Off-brands may lack some capabilities: MMX, USB deficient, enhanced video display

RAM: It will save your hard-drive and your sanity.

Don’t go below 64 megs. (Also, no need at the present time to go over it. Just make sure your mother board will accept a higher amount, say, 128 megs.)

Is more RAM even better? (My 80 meg machine has filled me with righteous indignation - and just enough self-loathing to make it interesting.)

Flash-RAM - still out there somewhere.

 

Hard Drives:
18G drives (enough to print a gazillion Bibles with all the ‘begats’)

Recommend no less than 8 gigabytes.

33 Mbps transfer rate, 7,200 rpm

MTBF rating = "mean time before failure." Look for 300,000 hrs.

Optical drives are out there.

Things (other than RAM) that can save extend your hard-drive and/or save your data.

  Caching.
  Optimizing.
  Backing up. ((If the group is deserving, i.e., awake, tell them the True Story of how I saved an entire legal aid project from stygian darkness, and then left them with nothing but their memories of my noble expression. Several wept openly.)
UPS’s - Glorified car batteries.

Your Relationship with Your Mother... Board.

  What the hell is a BUS?
  The BUS is SLOW.
  And the people on it aren’t particularly polite.
  ‘Chip creep’ and pencil erasers.

System Improvements:

100 MHz buses and I/O systems - they’re here! Oh frabjous day...

Memory subsystems with gigabyte throughput.

OTHER STUFF:

DVD Drives - Digital Versatile (Video) Discs, 4.7G storage (v. 650Mb)

1.385 Mbps retrieval (v. 900Kbps)

CD-R, CD-RW - overwriting is a problem.

Back-up Devices:
Tape - 5GB
Removable drives - 16G.
CD-R
Extra hard disk
DVD
Zip drives.
Backing up to the Internet.

Monitors: 17" standard. Don’t settle for more than a .28mm dot pitch. You should try for a .26 or .25. The smaller the better. Watch for video card deficits, price differential. Be ready for flat ones - cheaper, lighter, less space, less power, better viewing angle. And plastic flat ones are on the horizon.

Network adapters - 10Mbps (Mb per second) OK for most uses; 100 Mbps capability.

Printers. Ignorance can be bliss. (The stupid ones often follow instructions better.)

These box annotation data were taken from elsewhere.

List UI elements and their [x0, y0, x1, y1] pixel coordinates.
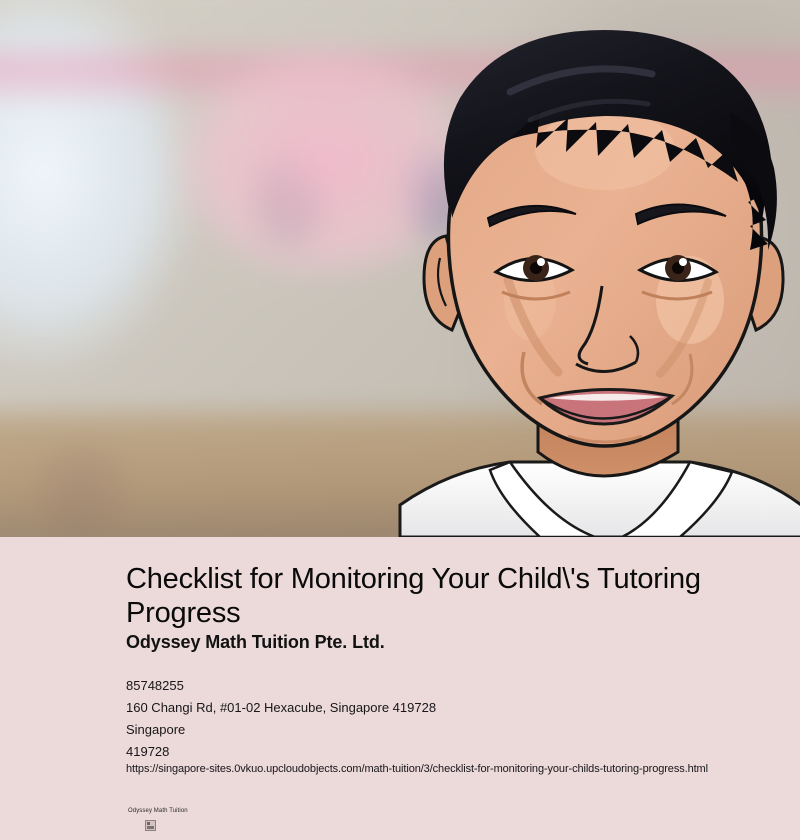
contact-street: 160 Changi Rd, #01-02 Hexacube, Singapor…: [126, 697, 766, 719]
broken-image-placeholder-icon: [145, 820, 156, 831]
footer-brand-label: Odyssey Math Tuition: [128, 807, 328, 816]
page-title: Checklist for Monitoring Your Child\'s T…: [126, 562, 726, 630]
article-preview-page: Checklist for Monitoring Your Child\'s T…: [0, 0, 800, 840]
article-url-link[interactable]: https://singapore-sites.0vkuo.upcloudobj…: [126, 762, 708, 776]
student-portrait-illustration: [390, 0, 800, 537]
contact-country: Singapore: [126, 719, 766, 741]
article-info-panel: Checklist for Monitoring Your Child\'s T…: [0, 537, 800, 840]
contact-postal-code: 419728: [126, 741, 766, 763]
footer-branding: Odyssey Math Tuition: [128, 807, 328, 831]
organization-name: Odyssey Math Tuition Pte. Ltd.: [126, 632, 385, 653]
hero-image: [0, 0, 800, 537]
contact-details: 85748255 160 Changi Rd, #01-02 Hexacube,…: [126, 675, 766, 763]
contact-phone: 85748255: [126, 675, 766, 697]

Infra-red transmission - Line of sight limits usefulness, notwithstanding certain Star Trek Next Generation episodes.

USB Ports: Get a front-loader.

Lap-tops: For about $12,000 you can get a really good one. 400MHz, speech recog., 128M RAM. Best sellers are IBM and Toshiba.

Modems - Buy a 56K, but make sure it meets the V.90 standard.

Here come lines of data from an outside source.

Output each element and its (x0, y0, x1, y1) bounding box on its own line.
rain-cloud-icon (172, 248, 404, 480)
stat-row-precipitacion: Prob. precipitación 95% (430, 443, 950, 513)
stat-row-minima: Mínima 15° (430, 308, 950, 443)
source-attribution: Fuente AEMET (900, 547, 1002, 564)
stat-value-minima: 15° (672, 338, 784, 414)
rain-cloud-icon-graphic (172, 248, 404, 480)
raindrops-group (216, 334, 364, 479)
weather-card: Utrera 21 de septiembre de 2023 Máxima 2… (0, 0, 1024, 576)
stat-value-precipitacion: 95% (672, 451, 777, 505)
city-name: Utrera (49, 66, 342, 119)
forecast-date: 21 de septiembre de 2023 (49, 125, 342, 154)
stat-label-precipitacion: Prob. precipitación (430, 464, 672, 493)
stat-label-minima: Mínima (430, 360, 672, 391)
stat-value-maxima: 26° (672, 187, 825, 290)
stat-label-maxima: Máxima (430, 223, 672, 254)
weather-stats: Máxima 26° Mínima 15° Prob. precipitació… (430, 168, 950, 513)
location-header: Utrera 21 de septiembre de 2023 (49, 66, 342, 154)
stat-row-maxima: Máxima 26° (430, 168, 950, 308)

Vendor Service / Reliability: Based on 17,000 responses (as in PC Magazine May 26, 1998, p.108). WORST Repair Record: Quantex. WORST Tech Support: Acer. BETTER Over All: Dell.

III. SOFTWARE POTPOURRI

(I hate all software and the people who write it.)

Voice recognition. Help! My rubber meats are eroding! (This may need some explaining.)

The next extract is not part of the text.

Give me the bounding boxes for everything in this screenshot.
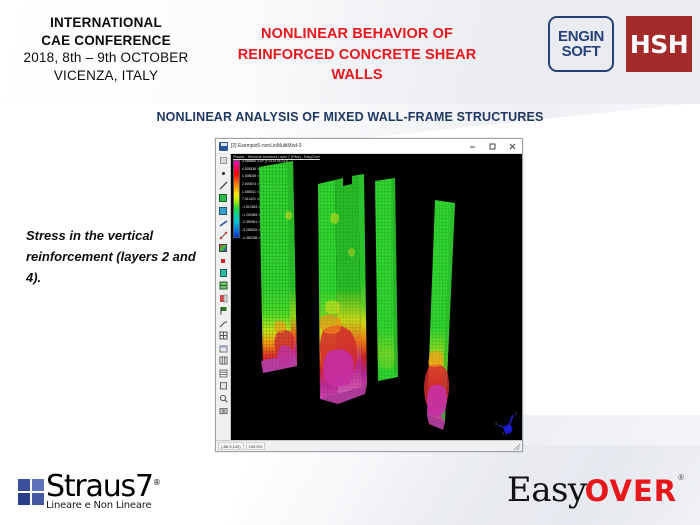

(Editor's note: This is what Tim's voice recognition software typed in when he dictated, "Where the rubber meets the road." The only surprising thing about this is that they have a Tennessee version that can understand anything he says. jpk)

COREL Suite 8: Just one of many examples of a plague eating at the very fabric of society. (Philosophical maunderings of a jaded techno-degenerate about the after-market patch syndrome.)

W98 install problems: 80% are related to video. Check the Video Control Master. Under System Information, under System Tools. (or somewhere)

 

IV. INTERNET POTPOURRI

Market News: Microsoft Explorer has just edged past Netscape in sales.

A word for Managers: The Starr Report generated 25 million downloads, of which 13.5 million occurred in the workplace. At $35 per hour, the nation experienced $470 million in lost productivity.

Internet Connections (the bandwidth war):

There are a variety of methods other than your analog modem for internet connection, including:

ISDN (Integrated Services Digital Network) - Fast, but has a 3.5 mile limit.

xDSL (Digital Subscriber Line.) - Faster than ISDN and can go over copper wire. Same distance problem.

Cable Modems. - Also very fast, but so far, you get the speed only one way.

Satellite. Slower, and also no upstream connection.

Internet Virus Detection - Use it! A variety of vendors provide it. You can update your virus catalog from the Net.

Backing Up on the Internet. Some people think this is a good idea. There are space limitations (usually a gig), and the back-up companies are dependent upon the hardware of others.